第98話 宿屋前での屋台

 孤児院前で屋台を楽しんだ夏希。


 孤児院前での屋台から3日後。


 今日は宿屋前で屋台をやるのだ。


 商品は孤児院にお願いして手伝ってもらいアイテムボックスの中にある。数量は同じにしてある。

 孤児院前での屋台では余るかと思っていたが、ほぼ完売であった。売上金額は、なんと金貨20枚を越えていた。(20万円だね)

 孤児院には金貨10枚を寄付して子供達には1人銅貨10枚を袋に入れて渡してあげた。

 子供達は袋を何回も開けては覗き込みニンマリして満足そうにしていた。その後に、皆で輪になってコソコソ話をしていたと思うと…


「「院長せんせー、ボクたち(ワタシたち)が、頑張ってお仕事して稼いだの。このお金はいつもお世話してくれてる院長とニア姉ちゃんとマリアナ姉ちゃんにあげるー、いつもありがとー」」


 と、3人に抱き付きながら言った。


 3人は感激の嬉し涙で顔がぐちゃぐちゃだ。「ありがとね」と言いながら子供達を強く抱き締めていた。

(俺も大号泣してたね)


(ああ、もう大満足だ。燃え尽きた)


 なので今日の屋台は低速運転だ。


 だってワンパク小僧達だよ?可愛げ無しだよ?花も無いよ?アイテムボックスから商品を出さないといけないから離れる事も出来ないし…


「はぁ…お前ら売れ」


「なんだよそれ!やる気ゼロかよ」


 お前達の可愛いさもゼロだよ。


「孤児院でやった屋台はなんか凄かったって聞いたぞ。俺達も同じにしろよ!」


 だって燃え尽きちゃったもん。


「なんとか言えよ!」


「頑張れ」


「「「 ふがぁー!」」」


 ワンパク小僧達はぶつぶつ言いながら売っている。


 ただし売り上げは順調だ。前回の評判が良かったみたいでリピーターらしき人達も見えた。


 最終的には約7割を売り上げた。金額は約金貨17枚だったので約束通り、ワンパク小僧達に売り上げの2割銀貨34枚を渡した。(34,000円だね)
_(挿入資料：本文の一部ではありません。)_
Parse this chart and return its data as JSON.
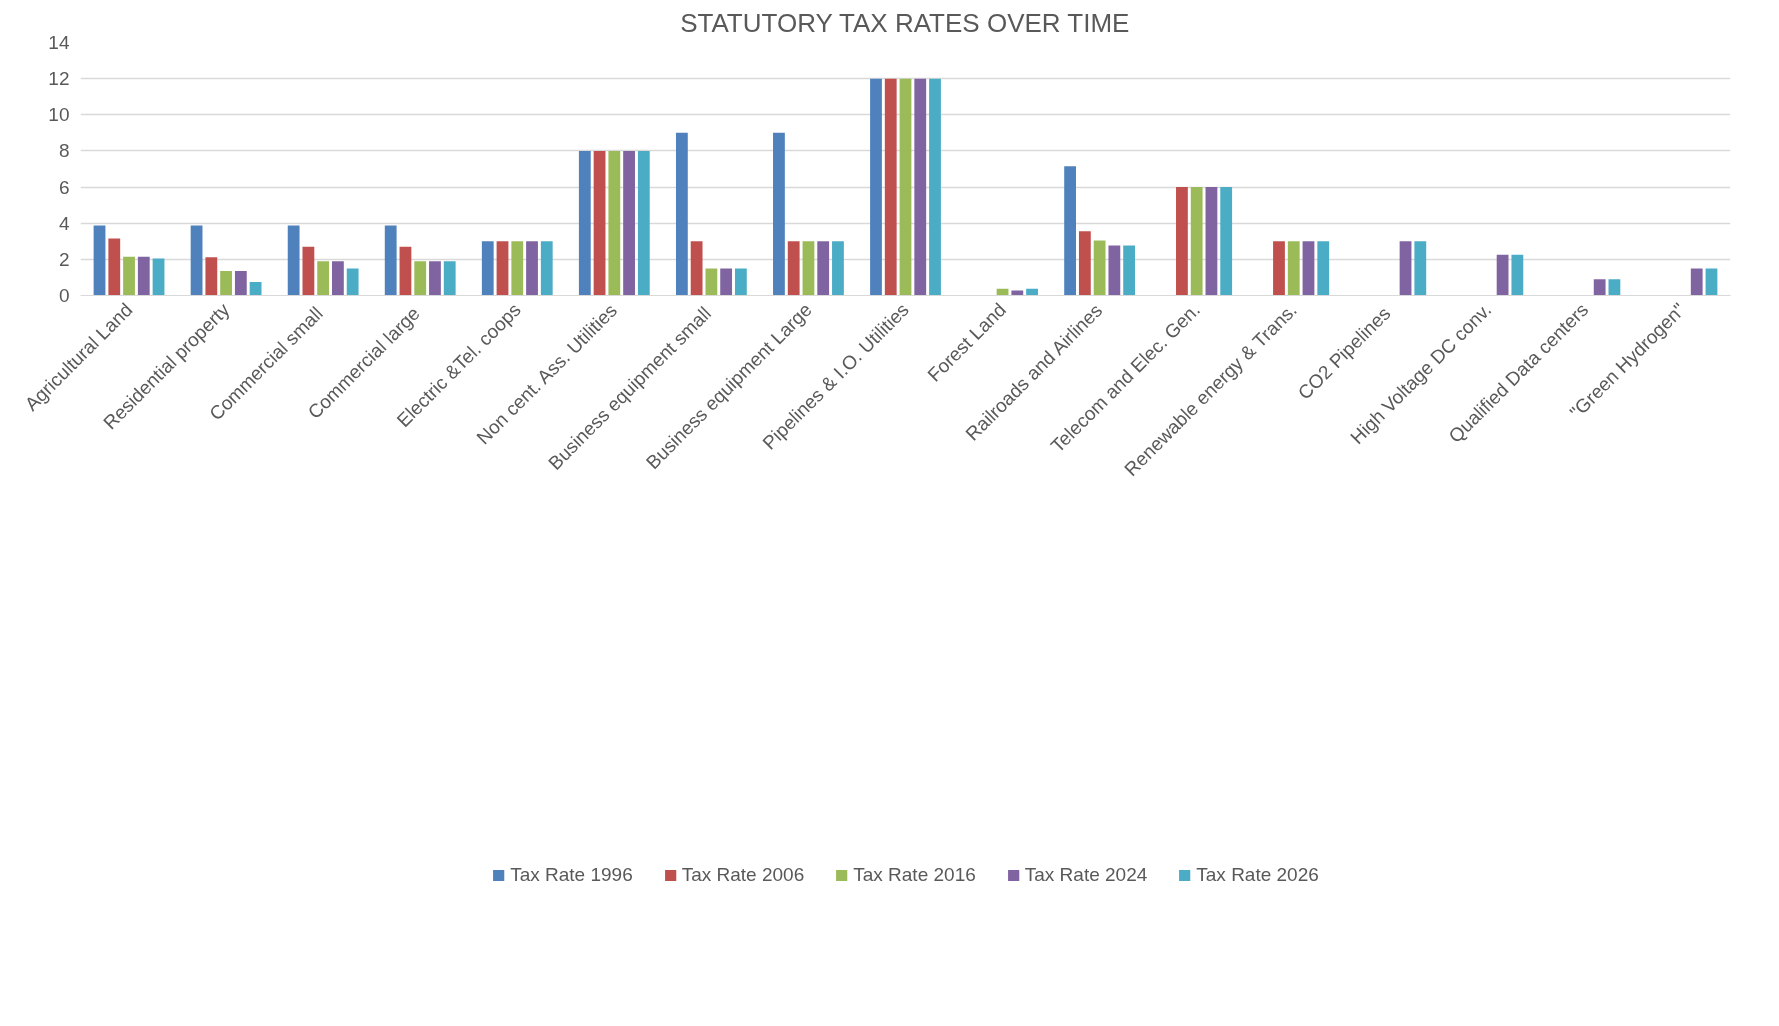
{
  "chart_data": {
    "type": "bar",
    "title": "STATUTORY TAX RATES OVER TIME",
    "categories": [
      "Agricultural Land",
      "Residential property",
      "Commercial  small",
      "Commercial  large",
      "Electric &Tel. coops",
      "Non cent. Ass. Utilities",
      "Business equipment  small",
      "Business equipment Large",
      "Pipelines & I.O. Utilities",
      "Forest Land",
      "Railroads and Airlines",
      "Telecom and Elec. Gen.",
      "Renewable energy & Trans.",
      "CO2  Pipelines",
      "High Voltage DC conv.",
      "Qualified Data centers",
      "\"Green Hydrogen\""
    ],
    "series": [
      {
        "name": "Tax Rate 1996",
        "color": "#4f81bd",
        "values": [
          3.87,
          3.87,
          3.87,
          3.87,
          3,
          8,
          9,
          9,
          12,
          null,
          7.15,
          null,
          null,
          null,
          null,
          null,
          null
        ]
      },
      {
        "name": "Tax Rate 2006",
        "color": "#c0504d",
        "values": [
          3.15,
          2.12,
          2.7,
          2.7,
          3,
          8,
          3,
          3,
          12,
          null,
          3.55,
          6,
          3,
          null,
          null,
          null,
          null
        ]
      },
      {
        "name": "Tax Rate 2016",
        "color": "#9bbb59",
        "values": [
          2.15,
          1.35,
          1.9,
          1.9,
          3,
          8,
          1.5,
          3,
          12,
          0.37,
          3.05,
          6,
          3,
          null,
          null,
          null,
          null
        ]
      },
      {
        "name": "Tax Rate 2024",
        "color": "#8064a2",
        "values": [
          2.15,
          1.35,
          1.9,
          1.9,
          3,
          8,
          1.5,
          3,
          12,
          0.27,
          2.77,
          6,
          3,
          3,
          2.25,
          0.9,
          1.5
        ]
      },
      {
        "name": "Tax Rate 2026",
        "color": "#4bacc6",
        "values": [
          2.05,
          0.75,
          1.5,
          1.9,
          3,
          8,
          1.5,
          3,
          12,
          0.37,
          2.77,
          6,
          3,
          3,
          2.25,
          0.9,
          1.5
        ]
      }
    ],
    "ylim": [
      0,
      14
    ],
    "yticks": [
      0,
      2,
      4,
      6,
      8,
      10,
      12,
      14
    ],
    "grid": "y",
    "legend": "bottom"
  }
}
 予想より少なかったので売れ残りも全部あげた。(ワンパク小僧達は大喜びだった)


 売り上げが伸びなかった要因は孤児院前の屋台で夕方に決行した作戦 [ 幼き妖精達の誘惑 ] が無かった事だと思う。(名前は今考えた)


 まぁ4人は喜んでるから成功だな。


 今日の屋台でワンパク小僧達と色々話をしていた事で判ったことがある。


 1.孤児院はチェンリ院長の所以外に人族のみの孤児院がもう1つある。


 2.この孤児院は9才までの人族の子供を無制限で養っている。(ワンパク小僧達の3人はここの孤児院出身だ)


 3.街からの予算はその時の人数分支給


 4.スラムに住んでいる子供達は人族のみ、獣人族と人族の混在の2種類のグループがある。


 この街はやはり種族差別がある。